Alice respondeu apenas com atos; pegou a bandana e a amarrou ao redor de seu pescoço. Não cobriu o rosto com ela porque ainda não era necessário, mas iria fazê-lo quando chegasse o momento.

Não tardou até que o carro, ao invés de seguir o tracejado serpenteante, curvou à esquerda num movimento tão fechado que os pneus cantaram no asfalto negro de piche recém aplicado da Rodovia. O carro saiu do asfalto e subiu na areia, cujas ondas tentavam invadir o pez, e traçou um caminho com pegadas extensas e cheias de ranhuras até que finalmente Annik freou e desligou o carro.

— Vamos seguir a pé daqui em diante — ela avisou, abrindo a porta do carro e amarrando em seu rosto uma bandana também preta. A Menina apenas a seguiu.

Caminharam por entre dunas de areia tão fofas que pareciam areia movediça. Com o tempo, a areia foi ficando rala e dando lugar a um chão duro, árido e cheio de rachaduras. Havia plantas rasteiras, muitas pedras e cactos nessa região. Era mais fácil de andar por ali do que nas dunas, mas as dunas tinham uma certa soberania, uma certa onipotência, que aquele chão miserável não possuía. Era estranho pensar que as dunas não estavam presentes ali, que elas não viam nem sentiam a tudo. Contudo, a Menina, assim que pensou nisso, sentiu-se observada por olhares de ódio e escárnio. Muitos olhos, um para cada grão de areia presente no Mundo, um para cada estrela no espaço, um para cada universo presente na teia de dimensões do multiverso. Sentia todos os olhares sobre si, mas não via nenhum par de olhos. Talvez eles observassem sem olhos, pensou, porque aquela sensação foi forte demais, conveniente demais, para ser apenas um reflexo de seu subconsciente tentando convencer a si mesma de que o Deserto é, sim, soberano em qualquer lugar daquele mundo.

Via o obelisco aproximar-se de si e percebeu o quão deificado ele era. Era tão poderoso e divino que talvez o certo fosse chamá-lo por “Ele”, e não “ele” apenas.

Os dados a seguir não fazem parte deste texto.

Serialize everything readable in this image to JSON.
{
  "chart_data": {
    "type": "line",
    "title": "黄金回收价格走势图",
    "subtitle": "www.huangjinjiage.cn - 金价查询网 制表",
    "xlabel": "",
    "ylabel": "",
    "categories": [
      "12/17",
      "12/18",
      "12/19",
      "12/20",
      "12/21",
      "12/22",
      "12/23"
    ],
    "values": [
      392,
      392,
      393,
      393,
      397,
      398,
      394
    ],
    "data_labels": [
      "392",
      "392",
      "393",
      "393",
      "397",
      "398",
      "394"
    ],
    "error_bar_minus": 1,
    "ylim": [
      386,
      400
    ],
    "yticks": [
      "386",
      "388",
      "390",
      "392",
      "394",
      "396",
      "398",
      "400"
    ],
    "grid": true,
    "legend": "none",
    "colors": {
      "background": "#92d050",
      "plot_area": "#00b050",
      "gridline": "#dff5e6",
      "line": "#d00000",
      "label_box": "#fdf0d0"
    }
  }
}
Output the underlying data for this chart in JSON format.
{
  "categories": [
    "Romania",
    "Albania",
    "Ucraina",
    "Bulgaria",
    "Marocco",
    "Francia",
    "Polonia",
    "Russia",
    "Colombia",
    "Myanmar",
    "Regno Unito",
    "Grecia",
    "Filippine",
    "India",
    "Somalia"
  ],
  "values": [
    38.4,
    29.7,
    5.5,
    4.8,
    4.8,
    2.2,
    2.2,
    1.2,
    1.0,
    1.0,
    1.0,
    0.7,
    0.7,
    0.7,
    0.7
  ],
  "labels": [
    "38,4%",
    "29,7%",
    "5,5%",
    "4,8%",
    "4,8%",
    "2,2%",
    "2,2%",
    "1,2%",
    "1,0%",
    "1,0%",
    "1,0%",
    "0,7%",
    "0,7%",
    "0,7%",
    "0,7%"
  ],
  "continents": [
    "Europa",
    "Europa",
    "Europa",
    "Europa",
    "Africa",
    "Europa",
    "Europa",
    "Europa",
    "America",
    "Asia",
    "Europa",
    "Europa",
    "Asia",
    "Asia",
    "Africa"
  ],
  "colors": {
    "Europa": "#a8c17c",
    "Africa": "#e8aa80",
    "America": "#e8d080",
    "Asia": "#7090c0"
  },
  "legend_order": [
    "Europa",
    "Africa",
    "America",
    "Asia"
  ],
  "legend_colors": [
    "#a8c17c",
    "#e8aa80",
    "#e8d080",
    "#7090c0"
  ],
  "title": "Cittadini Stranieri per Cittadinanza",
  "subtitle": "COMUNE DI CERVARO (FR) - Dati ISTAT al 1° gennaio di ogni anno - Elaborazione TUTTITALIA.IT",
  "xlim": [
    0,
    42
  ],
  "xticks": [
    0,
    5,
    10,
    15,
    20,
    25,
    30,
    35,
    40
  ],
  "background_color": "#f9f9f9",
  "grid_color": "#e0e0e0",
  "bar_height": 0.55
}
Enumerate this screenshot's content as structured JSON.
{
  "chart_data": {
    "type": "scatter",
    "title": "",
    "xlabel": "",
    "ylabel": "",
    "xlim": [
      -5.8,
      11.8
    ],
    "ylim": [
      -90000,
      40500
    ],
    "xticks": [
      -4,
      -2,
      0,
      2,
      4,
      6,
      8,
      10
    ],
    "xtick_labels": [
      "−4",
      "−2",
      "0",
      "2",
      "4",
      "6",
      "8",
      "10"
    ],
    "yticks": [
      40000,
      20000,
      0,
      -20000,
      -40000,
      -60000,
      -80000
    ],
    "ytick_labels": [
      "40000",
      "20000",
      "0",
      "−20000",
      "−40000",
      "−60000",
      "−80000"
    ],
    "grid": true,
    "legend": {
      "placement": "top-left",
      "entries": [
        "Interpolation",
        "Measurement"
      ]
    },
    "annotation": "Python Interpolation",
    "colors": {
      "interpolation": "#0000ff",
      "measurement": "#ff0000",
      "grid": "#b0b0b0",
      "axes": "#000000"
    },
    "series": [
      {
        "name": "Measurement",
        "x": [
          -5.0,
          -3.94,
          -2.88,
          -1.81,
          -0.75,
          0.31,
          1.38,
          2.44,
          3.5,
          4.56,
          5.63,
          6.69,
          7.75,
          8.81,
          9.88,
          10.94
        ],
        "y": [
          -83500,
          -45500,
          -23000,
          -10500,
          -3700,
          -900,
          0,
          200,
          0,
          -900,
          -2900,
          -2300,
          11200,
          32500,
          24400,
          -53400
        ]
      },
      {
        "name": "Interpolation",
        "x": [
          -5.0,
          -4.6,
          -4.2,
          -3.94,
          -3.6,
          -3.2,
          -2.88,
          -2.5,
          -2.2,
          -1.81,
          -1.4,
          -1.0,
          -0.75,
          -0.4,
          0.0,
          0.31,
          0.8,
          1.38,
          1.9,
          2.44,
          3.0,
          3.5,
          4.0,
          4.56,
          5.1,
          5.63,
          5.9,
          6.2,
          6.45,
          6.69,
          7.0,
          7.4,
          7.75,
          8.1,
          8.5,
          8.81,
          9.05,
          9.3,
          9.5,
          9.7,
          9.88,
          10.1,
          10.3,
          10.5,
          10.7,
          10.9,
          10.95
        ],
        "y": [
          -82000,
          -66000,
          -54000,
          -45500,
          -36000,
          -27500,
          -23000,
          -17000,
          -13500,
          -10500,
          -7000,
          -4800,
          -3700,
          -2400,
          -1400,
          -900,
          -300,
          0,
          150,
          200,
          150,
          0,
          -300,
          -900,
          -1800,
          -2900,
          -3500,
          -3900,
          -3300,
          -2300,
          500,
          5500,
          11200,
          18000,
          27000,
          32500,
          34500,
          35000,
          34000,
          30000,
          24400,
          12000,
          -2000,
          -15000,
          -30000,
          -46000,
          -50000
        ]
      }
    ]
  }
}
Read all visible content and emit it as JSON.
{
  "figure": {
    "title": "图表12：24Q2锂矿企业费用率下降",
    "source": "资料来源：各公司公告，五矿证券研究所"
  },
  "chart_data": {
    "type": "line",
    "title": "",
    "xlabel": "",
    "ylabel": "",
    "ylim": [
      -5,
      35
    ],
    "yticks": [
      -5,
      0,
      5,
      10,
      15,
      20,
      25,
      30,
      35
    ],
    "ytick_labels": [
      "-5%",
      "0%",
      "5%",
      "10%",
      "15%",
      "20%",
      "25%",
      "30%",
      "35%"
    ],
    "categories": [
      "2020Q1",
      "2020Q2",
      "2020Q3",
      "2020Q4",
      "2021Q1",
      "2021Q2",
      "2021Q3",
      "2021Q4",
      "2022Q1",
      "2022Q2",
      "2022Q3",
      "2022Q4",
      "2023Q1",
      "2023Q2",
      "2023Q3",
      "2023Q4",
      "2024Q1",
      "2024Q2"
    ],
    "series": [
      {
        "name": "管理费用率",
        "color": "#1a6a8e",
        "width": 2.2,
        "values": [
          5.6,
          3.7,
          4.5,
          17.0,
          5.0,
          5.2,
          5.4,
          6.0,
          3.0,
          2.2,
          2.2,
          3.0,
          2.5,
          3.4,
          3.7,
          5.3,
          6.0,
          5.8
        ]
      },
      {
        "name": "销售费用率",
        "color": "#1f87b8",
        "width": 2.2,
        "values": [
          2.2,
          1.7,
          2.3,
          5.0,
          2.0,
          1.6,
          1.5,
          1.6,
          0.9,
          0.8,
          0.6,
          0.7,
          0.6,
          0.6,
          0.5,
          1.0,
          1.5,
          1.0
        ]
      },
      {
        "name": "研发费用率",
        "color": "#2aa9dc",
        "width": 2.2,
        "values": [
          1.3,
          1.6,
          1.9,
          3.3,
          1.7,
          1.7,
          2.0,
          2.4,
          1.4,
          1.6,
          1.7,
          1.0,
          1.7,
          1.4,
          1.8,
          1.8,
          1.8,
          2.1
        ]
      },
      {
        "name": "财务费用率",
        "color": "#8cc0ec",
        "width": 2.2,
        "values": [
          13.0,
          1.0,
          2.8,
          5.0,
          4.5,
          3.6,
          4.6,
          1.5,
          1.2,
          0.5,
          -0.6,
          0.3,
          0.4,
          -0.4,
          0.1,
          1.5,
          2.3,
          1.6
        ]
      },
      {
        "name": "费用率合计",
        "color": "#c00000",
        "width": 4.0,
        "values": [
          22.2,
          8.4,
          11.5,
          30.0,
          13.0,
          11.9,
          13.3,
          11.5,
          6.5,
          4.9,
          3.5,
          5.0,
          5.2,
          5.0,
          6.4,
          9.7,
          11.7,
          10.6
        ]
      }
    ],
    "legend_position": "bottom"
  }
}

Sentiu-se como uma serva diante daquela construção tão sobre-humana que teve de resistir à vontade de se ajoelhar para que o obelisco não a pulverizasse com a força do olhar — que aquela coisa certamente deveria ter, assim como as areias podiam observá-la com desdém. No entanto, a Universidade a olhava com um olhar de uma coisa banal e medíocre, assim como um patrão olha seu escravo. Olhava-a como uma pessoa olha para o lixo: apenas observando corriqueiramente, sem nenhum interesse em particular. Ele a observava como lixo, pois assim como este, ela deveria ser inútil, sem sentimentos, sem propósito. Um ser qualquer, cuja existência é tão nula que foi reduzida ao quase nada. Sua presença diante da construção era tão reles que mesmo um número elevado à potência de menos vinte poderia ter um valor maior que a de sua existência.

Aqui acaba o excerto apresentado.